When I read Egan Orion's excellent article, I decided to implement the idea he described, and to make the tool publically available to help copyright owners figure out whether their code has been copied.

How to Use It

You'll need a Linux or Unix system with a decent C++ compiler. Download srcdupchk-0.2.tar.gz (that's "source duplication checker" to people who don't speak Unix), decompress it, and type:

$ cd srcdupchk-0.2
$ ./configure
$ make
$ make install

You may need be root to run the last command. Before continuing, please read the README and COPYING files carefully. srcdupchk comes with no warranties and is provided "AS IS".

Now place the programs to be be compared in two different directories, and type:

$ srcdupchk my-program-src linux-2.4.20

After 15 minutes or so, you'll get output which looks like this:

linux-2.4.20/foo/bar.c:20:107
linux-2.4.20/foo/baz.c:52:57
...

This means that lines 20 to 107 of bar.c are similar to code in my-program-src, as are lines 52 to 57 of baz.c. By default, srcdupchk won't print out the corresponding lines in my-program-src, so you don't have to reveal more than necessary about your own program. (If you want to see the other half of the matches, use the --show-both option.)

For details on how srcdupchk actually works, see the README. srcdupchk uses some neat tricks to ignore whitespace, commenting style, brace placement, and other irrelevant details.

A Caveat

srcdupchk will find lots of perfectly legal code sharing. For example, both Linux and Unix are allowed to contain BSD code, or public domain code from various textbooks or the web. Other common sources of duplication are license notices, and the boilerplate code generated by popular tools. Once you've found the duplication, you need to investigate it carefully before you know what it means.

A Personal Request

Please don't publish the results on running srcdupchk on other people's code. It isn't polite, it almost certainly violates any non-disclosure agreements you've signed, and it may get you sued. Your actions would reflect poorly on the reputations of many free software developers, who in my experience, are painfully scrupulous about their legal and moral responsibilities.

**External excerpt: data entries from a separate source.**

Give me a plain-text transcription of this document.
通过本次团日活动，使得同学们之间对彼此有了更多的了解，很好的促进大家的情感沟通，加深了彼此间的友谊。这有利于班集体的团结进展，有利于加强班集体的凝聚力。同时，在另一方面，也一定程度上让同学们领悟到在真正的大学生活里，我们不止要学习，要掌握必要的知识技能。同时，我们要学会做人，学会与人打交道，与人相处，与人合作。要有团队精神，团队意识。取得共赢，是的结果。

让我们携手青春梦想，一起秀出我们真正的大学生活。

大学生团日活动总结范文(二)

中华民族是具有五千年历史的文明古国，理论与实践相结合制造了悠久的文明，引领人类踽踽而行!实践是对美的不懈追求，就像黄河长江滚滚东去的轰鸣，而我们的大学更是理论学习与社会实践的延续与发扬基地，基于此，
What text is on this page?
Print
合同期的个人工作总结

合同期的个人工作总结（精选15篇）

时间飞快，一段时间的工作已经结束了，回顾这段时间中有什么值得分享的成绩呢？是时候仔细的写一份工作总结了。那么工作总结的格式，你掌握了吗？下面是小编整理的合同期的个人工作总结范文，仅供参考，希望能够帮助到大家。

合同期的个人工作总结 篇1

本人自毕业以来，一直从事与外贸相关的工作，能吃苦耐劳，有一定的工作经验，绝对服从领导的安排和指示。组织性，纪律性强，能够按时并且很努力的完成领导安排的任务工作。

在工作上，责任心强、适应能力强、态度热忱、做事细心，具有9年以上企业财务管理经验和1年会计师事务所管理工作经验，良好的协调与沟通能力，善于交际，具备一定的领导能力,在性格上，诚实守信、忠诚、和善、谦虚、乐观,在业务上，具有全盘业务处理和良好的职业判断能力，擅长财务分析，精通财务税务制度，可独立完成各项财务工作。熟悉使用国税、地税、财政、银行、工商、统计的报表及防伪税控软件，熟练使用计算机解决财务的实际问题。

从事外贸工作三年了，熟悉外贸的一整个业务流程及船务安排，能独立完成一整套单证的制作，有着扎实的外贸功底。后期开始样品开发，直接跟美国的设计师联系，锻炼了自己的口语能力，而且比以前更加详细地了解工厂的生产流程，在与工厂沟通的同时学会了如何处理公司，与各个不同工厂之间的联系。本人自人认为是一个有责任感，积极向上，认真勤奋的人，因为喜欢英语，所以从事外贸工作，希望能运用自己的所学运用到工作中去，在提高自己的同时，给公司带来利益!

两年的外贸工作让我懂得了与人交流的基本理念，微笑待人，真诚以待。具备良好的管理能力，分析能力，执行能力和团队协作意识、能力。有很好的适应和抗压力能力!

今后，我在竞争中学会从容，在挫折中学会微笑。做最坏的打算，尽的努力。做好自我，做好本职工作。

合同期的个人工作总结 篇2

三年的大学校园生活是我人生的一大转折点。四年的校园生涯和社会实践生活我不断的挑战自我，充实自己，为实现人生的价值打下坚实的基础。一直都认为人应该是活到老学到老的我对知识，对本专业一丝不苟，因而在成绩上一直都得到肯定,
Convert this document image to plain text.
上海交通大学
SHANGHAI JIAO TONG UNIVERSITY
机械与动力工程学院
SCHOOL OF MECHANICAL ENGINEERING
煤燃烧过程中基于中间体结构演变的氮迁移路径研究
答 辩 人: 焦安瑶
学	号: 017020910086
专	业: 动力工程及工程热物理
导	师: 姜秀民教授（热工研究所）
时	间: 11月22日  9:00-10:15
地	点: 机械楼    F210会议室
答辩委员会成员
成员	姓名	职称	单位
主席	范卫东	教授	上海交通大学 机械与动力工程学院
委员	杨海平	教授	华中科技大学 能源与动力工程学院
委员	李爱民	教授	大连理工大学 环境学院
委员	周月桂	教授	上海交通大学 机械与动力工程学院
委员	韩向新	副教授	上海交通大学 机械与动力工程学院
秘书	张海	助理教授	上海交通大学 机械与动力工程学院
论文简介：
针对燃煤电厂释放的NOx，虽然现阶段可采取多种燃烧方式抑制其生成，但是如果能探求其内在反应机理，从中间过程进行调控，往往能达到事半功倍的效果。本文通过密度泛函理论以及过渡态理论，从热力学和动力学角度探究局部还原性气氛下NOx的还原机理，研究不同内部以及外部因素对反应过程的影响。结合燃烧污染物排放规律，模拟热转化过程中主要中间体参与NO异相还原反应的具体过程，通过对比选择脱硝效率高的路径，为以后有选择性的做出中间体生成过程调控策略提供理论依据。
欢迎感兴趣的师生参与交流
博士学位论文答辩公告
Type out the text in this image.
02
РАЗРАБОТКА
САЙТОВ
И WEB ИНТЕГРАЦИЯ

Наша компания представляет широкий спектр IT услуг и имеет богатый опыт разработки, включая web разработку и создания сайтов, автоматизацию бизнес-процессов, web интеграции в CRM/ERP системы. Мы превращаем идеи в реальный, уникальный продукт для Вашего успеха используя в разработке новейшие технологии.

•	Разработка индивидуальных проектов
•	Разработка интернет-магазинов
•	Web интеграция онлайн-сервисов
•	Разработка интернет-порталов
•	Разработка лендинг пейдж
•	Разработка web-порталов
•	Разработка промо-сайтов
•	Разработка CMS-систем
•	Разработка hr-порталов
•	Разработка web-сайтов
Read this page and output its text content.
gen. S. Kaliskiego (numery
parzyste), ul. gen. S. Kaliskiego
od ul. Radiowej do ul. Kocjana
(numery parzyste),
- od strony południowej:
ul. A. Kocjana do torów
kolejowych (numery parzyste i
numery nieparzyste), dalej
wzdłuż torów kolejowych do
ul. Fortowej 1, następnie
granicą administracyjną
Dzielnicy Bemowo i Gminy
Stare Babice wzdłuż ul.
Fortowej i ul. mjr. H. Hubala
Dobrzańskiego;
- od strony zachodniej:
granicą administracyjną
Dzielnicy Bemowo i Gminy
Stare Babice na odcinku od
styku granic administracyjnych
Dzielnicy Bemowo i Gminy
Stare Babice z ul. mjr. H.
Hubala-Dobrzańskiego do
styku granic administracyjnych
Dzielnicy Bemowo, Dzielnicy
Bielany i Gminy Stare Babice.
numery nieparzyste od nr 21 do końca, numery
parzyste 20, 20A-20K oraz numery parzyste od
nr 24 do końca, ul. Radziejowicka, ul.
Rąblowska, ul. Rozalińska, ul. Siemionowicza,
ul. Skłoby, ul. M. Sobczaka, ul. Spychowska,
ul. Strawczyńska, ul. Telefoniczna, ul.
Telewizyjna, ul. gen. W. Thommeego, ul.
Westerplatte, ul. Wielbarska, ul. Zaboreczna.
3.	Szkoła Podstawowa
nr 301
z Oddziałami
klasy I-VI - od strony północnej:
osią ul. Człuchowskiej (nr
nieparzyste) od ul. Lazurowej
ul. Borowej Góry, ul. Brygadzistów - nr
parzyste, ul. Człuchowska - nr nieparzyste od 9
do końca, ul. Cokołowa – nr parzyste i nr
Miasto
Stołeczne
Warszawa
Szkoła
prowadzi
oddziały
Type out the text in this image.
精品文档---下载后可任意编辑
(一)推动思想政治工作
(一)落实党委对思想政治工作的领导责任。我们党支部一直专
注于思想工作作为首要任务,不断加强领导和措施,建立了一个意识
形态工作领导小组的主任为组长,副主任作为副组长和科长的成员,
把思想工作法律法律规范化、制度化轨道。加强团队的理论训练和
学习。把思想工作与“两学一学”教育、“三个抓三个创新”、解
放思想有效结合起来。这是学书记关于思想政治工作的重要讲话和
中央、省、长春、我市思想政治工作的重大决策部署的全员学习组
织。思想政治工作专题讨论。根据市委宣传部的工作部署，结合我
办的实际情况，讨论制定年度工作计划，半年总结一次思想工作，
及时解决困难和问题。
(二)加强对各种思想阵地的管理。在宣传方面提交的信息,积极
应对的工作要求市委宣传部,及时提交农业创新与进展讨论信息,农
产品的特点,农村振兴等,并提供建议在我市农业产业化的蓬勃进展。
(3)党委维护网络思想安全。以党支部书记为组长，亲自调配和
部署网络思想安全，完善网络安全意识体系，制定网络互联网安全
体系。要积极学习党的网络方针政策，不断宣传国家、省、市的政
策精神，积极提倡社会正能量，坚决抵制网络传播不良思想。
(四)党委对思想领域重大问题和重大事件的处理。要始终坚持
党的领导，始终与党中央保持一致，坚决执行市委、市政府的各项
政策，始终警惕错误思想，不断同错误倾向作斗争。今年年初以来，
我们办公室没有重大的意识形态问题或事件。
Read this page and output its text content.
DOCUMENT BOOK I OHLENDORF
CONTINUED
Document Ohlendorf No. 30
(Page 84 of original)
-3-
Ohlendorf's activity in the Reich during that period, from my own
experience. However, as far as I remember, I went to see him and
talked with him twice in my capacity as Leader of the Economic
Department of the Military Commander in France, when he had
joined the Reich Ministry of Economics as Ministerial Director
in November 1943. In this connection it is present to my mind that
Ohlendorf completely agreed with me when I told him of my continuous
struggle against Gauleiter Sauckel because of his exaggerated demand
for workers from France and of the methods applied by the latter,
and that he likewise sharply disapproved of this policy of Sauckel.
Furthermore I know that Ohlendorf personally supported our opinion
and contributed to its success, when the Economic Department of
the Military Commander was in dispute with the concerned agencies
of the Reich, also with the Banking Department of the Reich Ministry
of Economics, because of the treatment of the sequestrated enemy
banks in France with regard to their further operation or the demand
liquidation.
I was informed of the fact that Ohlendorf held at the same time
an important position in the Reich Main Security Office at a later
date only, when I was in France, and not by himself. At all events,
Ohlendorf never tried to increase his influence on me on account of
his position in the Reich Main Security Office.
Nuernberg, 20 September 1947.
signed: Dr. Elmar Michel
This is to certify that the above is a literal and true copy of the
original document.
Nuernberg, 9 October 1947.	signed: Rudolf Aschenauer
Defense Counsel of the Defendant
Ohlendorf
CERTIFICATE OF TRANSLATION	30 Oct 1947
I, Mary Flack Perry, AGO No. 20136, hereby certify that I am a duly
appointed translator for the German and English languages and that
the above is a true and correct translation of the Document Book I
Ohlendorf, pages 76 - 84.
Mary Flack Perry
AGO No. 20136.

I wrote this tool so that software developers could quickly find improper uses of their code, and report those problems. Please respect my wishes in this matter. If you want to violate your NDAs in the name of journalism, there are people who will help you do that; they are already offering to provide similar tools for just that purpose. The ethics of a law-abiding citizen and the ethics of investigative journalism are sometimes in conflict; how you resolve them is on your own conscience. But whatever you do, please don't do it with my tools.

What I'd Like SCO to Do

SCO has a choice. They could run this tool, keep the results secret, and issue press releases saying there are 5,241 lines of code which appear in both Unix and Linux. Or they could call up Linus Torvalds on the phone and say: "The following files and line numbers in Linux look suspicious to us. Would you please work with the Linux community to figure out who 'contributed' this code, and if it is illegally copied, would you please remove it promptly?"

The latter choice would end the wrongdoing which concerns SCO, and would allow hundreds of dedicated, hardworking people to clear their names. All I'm asking for is 15 minutes, 150MB of RAM, and one phone call to Linus.